Earlier this week the team behind Oblivion remake mod Skyblivion put out a call for some “final” and “vital” veteran help to get their work over the line in 2026. Given the mod’s delay late last year and the fairly lengthy list of roles the post on Nexus Mods cited the Skyblivion crew as looking to fill, you’d be forgiven for wondering what this recruiting push might mean in terms of how work on the mod’s going.
However, Skyblivion’s project lead Kyle ‘Rebelzize’ Rebel says it’s not a sign that the project’s “dead in the water”, but instead a team who have been “stretched thin” for a long time trying to take advantage of “good momentum” they currently have as they work to tie up remaining loose ends.
“The update video we shared last year holds true,” Rebel told me in response to my reach out about the recruitment post. “While the team is doing well in terms of progress, we are stretched thin as we have been for the last decade, so the call to action was an idea to try and get a few extra hands on the project to help out, mostly with polish. We listed all departments not because we are dead in the water and have nobody left to help out, but because we currently have good momentum and want to take every opportunity we can to make sure we can keep that up and maybe even find one or two more people to help speed things up further.
“From what I see internally I am pretty optimistic,” he continued. “All quest locations are finished and QA’d, the Imperial City has gotten the breakthrough we needed to push that through and I hope soon™ to have the city completed in terms of level design. Mechanics are in good shape, and we are squashing bugs left and right. We still have work to do and of course as you [know] there’s always the chance shit hits the fan and we suffer another major setback.”

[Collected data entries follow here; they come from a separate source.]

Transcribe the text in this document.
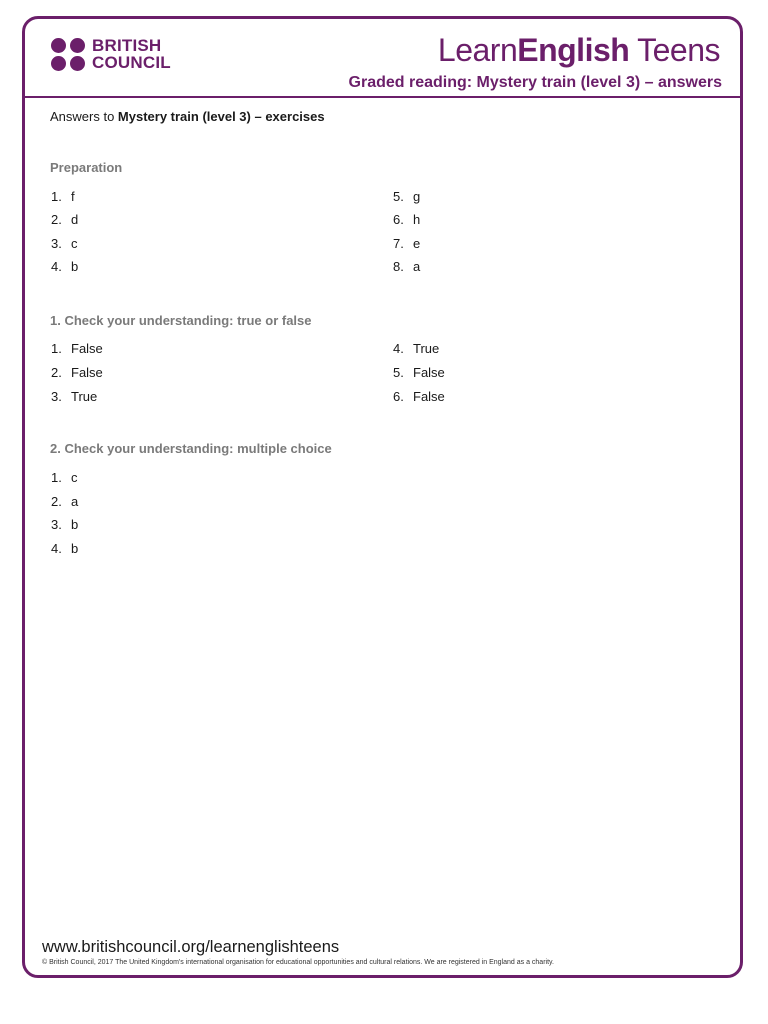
BRITISH
COUNCIL	LearnEnglish Teens
Graded reading: Mystery train (level 3) – answers
Answers to Mystery train (level 3) – exercises
Preparation
1. f
2. d
3. c
4. b
5. g
6. h
7. e
8. a
1. Check your understanding: true or false
1. False
2. False
3. True
4. True
5. False
6. False
2. Check your understanding: multiple choice
1. c
2. a
3. b
4. b
www.britishcouncil.org/learnenglishteens
© British Council, 2017 The United Kingdom's international organisation for educational opportunities and cultural relations. We are registered in England as a charity.
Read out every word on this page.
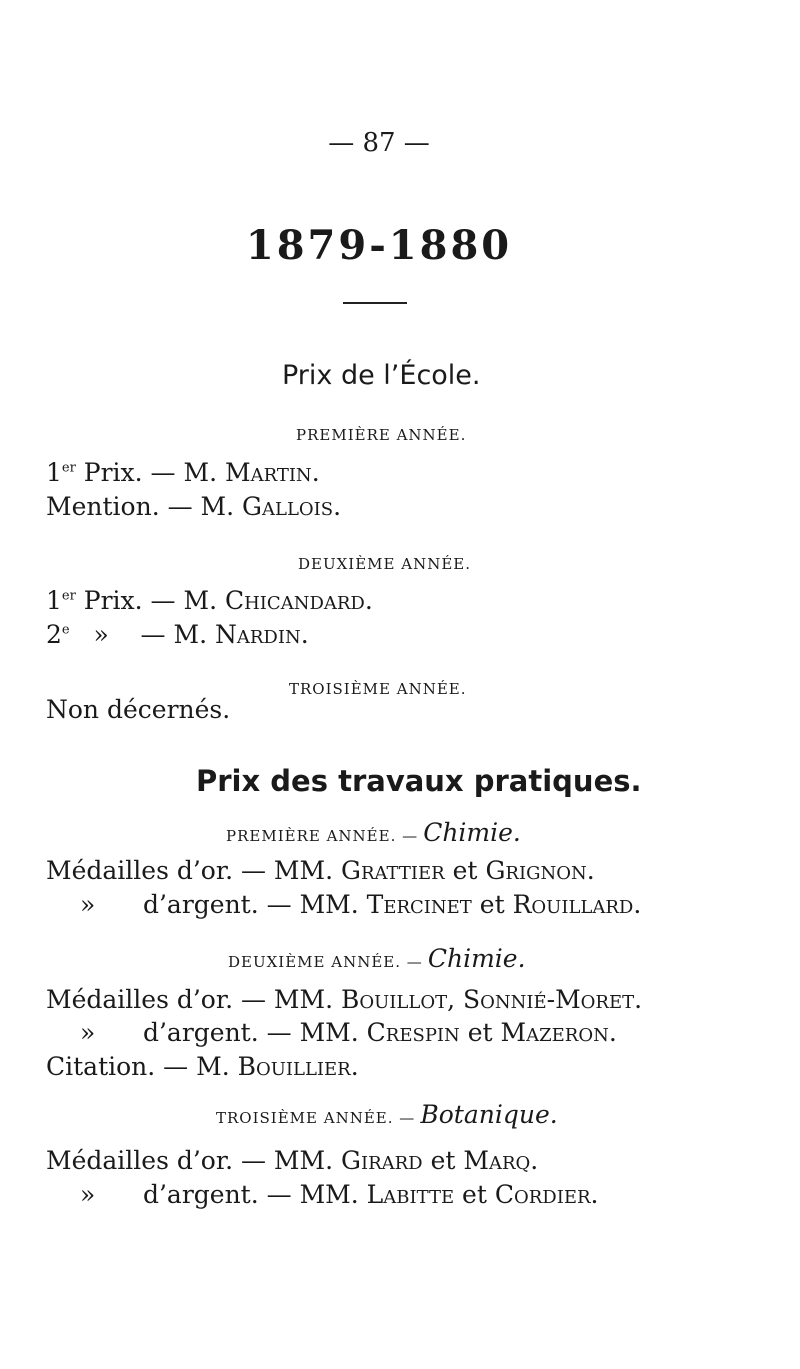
— 87 —
1879-1880
Prix de l’École.
PREMIÈRE ANNÉE.
1er Prix. — M. Martin.
Mention. — M. Gallois.
DEUXIÈME ANNÉE.
1er Prix. — M. Chicandard.
2e   »    — M. Nardin.
TROISIÈME ANNÉE.
Non décernés.
Prix des travaux pratiques.
PREMIÈRE ANNÉE. — Chimie.
Médailles d’or. — MM. Grattier et Grignon.
»      d’argent. — MM. Tercinet et Rouillard.
DEUXIÈME ANNÉE. — Chimie.
Médailles d’or. — MM. Bouillot, Sonnié-Moret.
»      d’argent. — MM. Crespin et Mazeron.
Citation. — M. Bouillier.
TROISIÈME ANNÉE. — Botanique.
Médailles d’or. — MM. Girard et Marq.
»      d’argent. — MM. Labitte et Cordier.
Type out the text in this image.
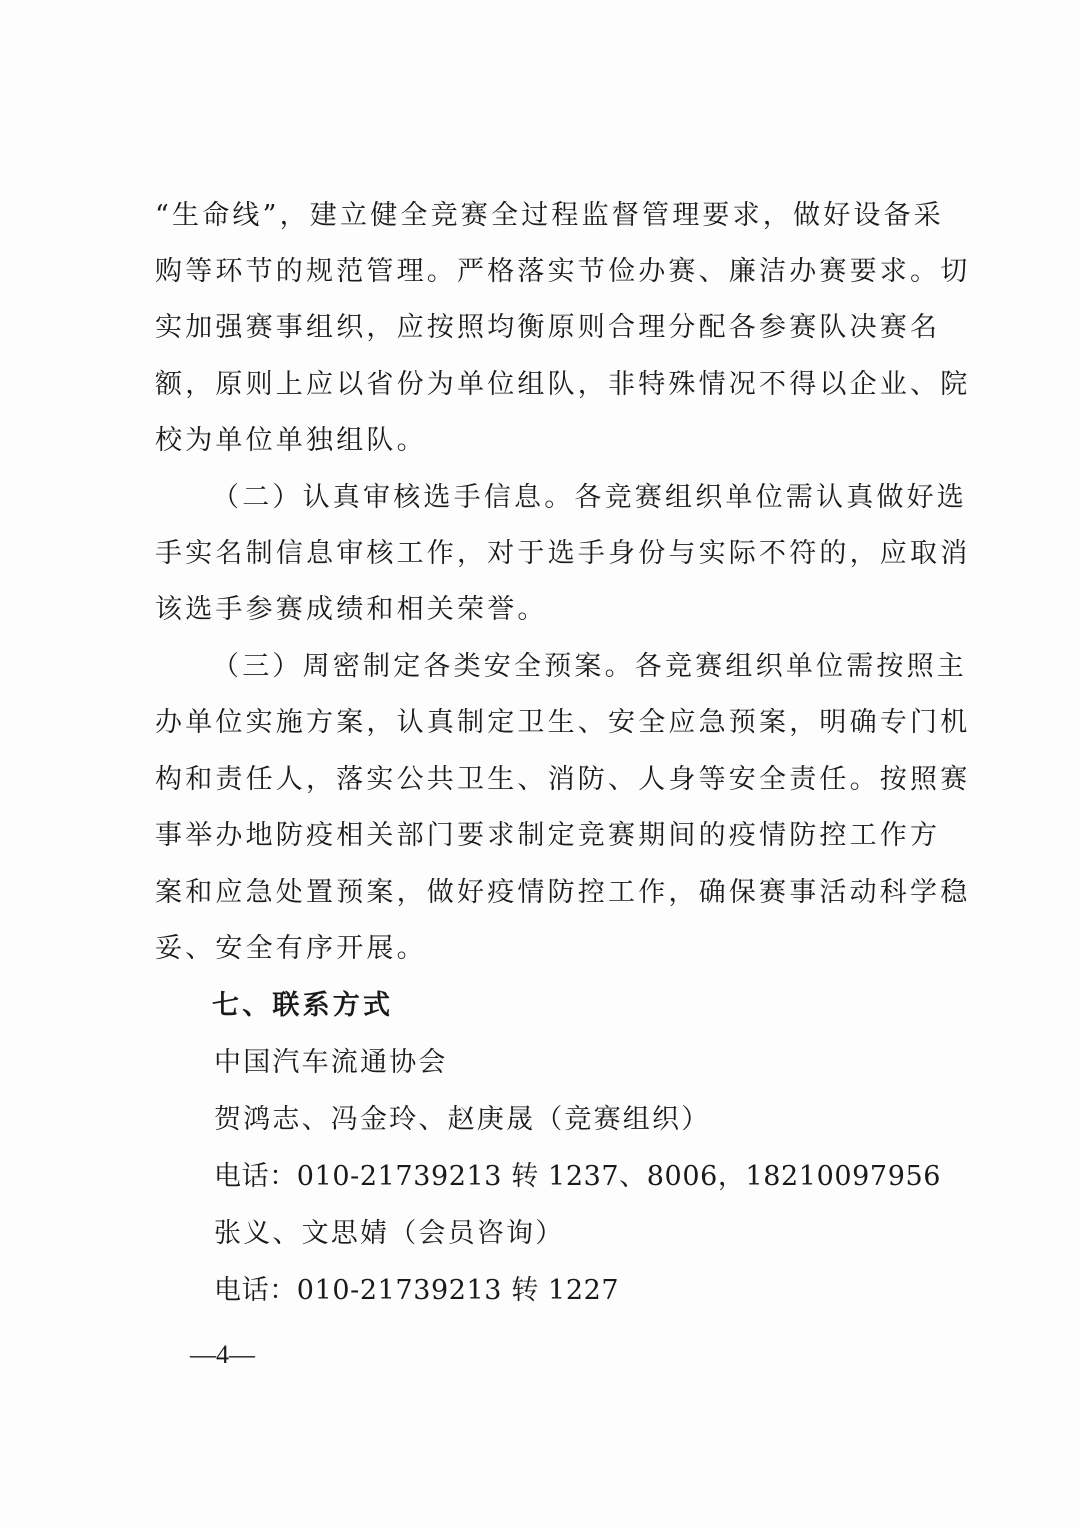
“生命线”，建立健全竞赛全过程监督管理要求，做好设备采
购等环节的规范管理。严格落实节俭办赛、廉洁办赛要求。切
实加强赛事组织，应按照均衡原则合理分配各参赛队决赛名
额，原则上应以省份为单位组队，非特殊情况不得以企业、院
校为单位单独组队。
（二）认真审核选手信息。各竞赛组织单位需认真做好选
手实名制信息审核工作，对于选手身份与实际不符的，应取消
该选手参赛成绩和相关荣誉。
（三）周密制定各类安全预案。各竞赛组织单位需按照主
办单位实施方案，认真制定卫生、安全应急预案，明确专门机
构和责任人，落实公共卫生、消防、人身等安全责任。按照赛
事举办地防疫相关部门要求制定竞赛期间的疫情防控工作方
案和应急处置预案，做好疫情防控工作，确保赛事活动科学稳
妥、安全有序开展。
七、联系方式
中国汽车流通协会
贺鸿志、冯金玲、赵庚晟（竞赛组织）
电话：010-21739213 转 1237、8006，18210097956
张义、文思婧（会员咨询）
电话：010-21739213 转 1227
—4—
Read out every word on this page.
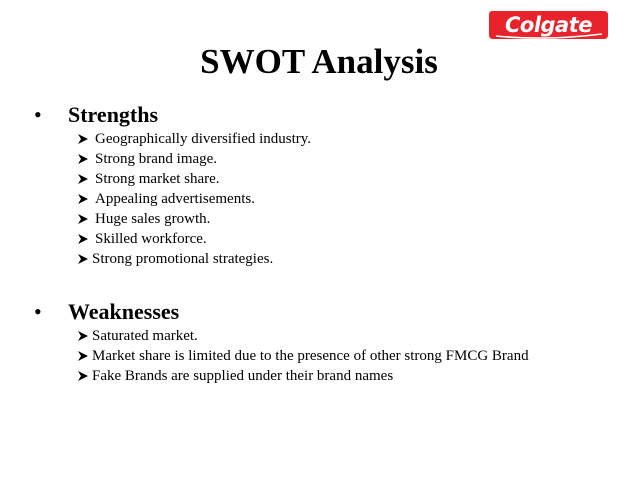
Colgate
SWOT Analysis
•	Strengths
Geographically diversified industry.
Strong brand image.
Strong market share.
Appealing advertisements.
Huge sales growth.
Skilled workforce.
Strong promotional strategies.
•	Weaknesses
Saturated market.
Market share is limited due to the presence of other strong FMCG Brand
Fake Brands are supplied under their brand names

Rebel went on to emphasise that while the team did put a year – 2025 initially – in place in terms of a release goal a few years ago, they’re still volunteers working in their free time and dealing with the various sorts of troubles life throws at all of us from time to time. “My goal has never been to keep this game from people any longer than I have to, but I owe it to everyone who helped out over the years to make sure we have a functional game to deliver,” the modder said, pointing to the team’s recent charity showcase as showing they’re “so damn close to achieving that”.
For now, he added that it’s proving “exciting though equally challenging” to playtest, bug fix and use their “limited resources” to finish up dealing with the effects of a “huge setback from last year” in the case of the Imperial City. “Just as the team and myself are very passionate about our work, so are members of the community,” he concluded. “However you voice that excitement, please take a step back and recognise the work and the people behind it. There are no ill intentions [on] our part and everyone is doing the best they can to get this out ASAP.”
Last year’s drama around how close Skyblivion is to release and what that would ideally look like in terms of delivering on its various creators’ visions has undeniably made it a more complex case to consider in that regard compared to other big modding projects. That said, it makes sense to me that Rebel and co would be keen to try and get as many veteran hands on board for their final push as possible, given how key and vast even pre-release bug fixing on its own is for a mod of this size. Just ask the folks behind the equally ambitious Fallout: London, which got over the hump back in 2024.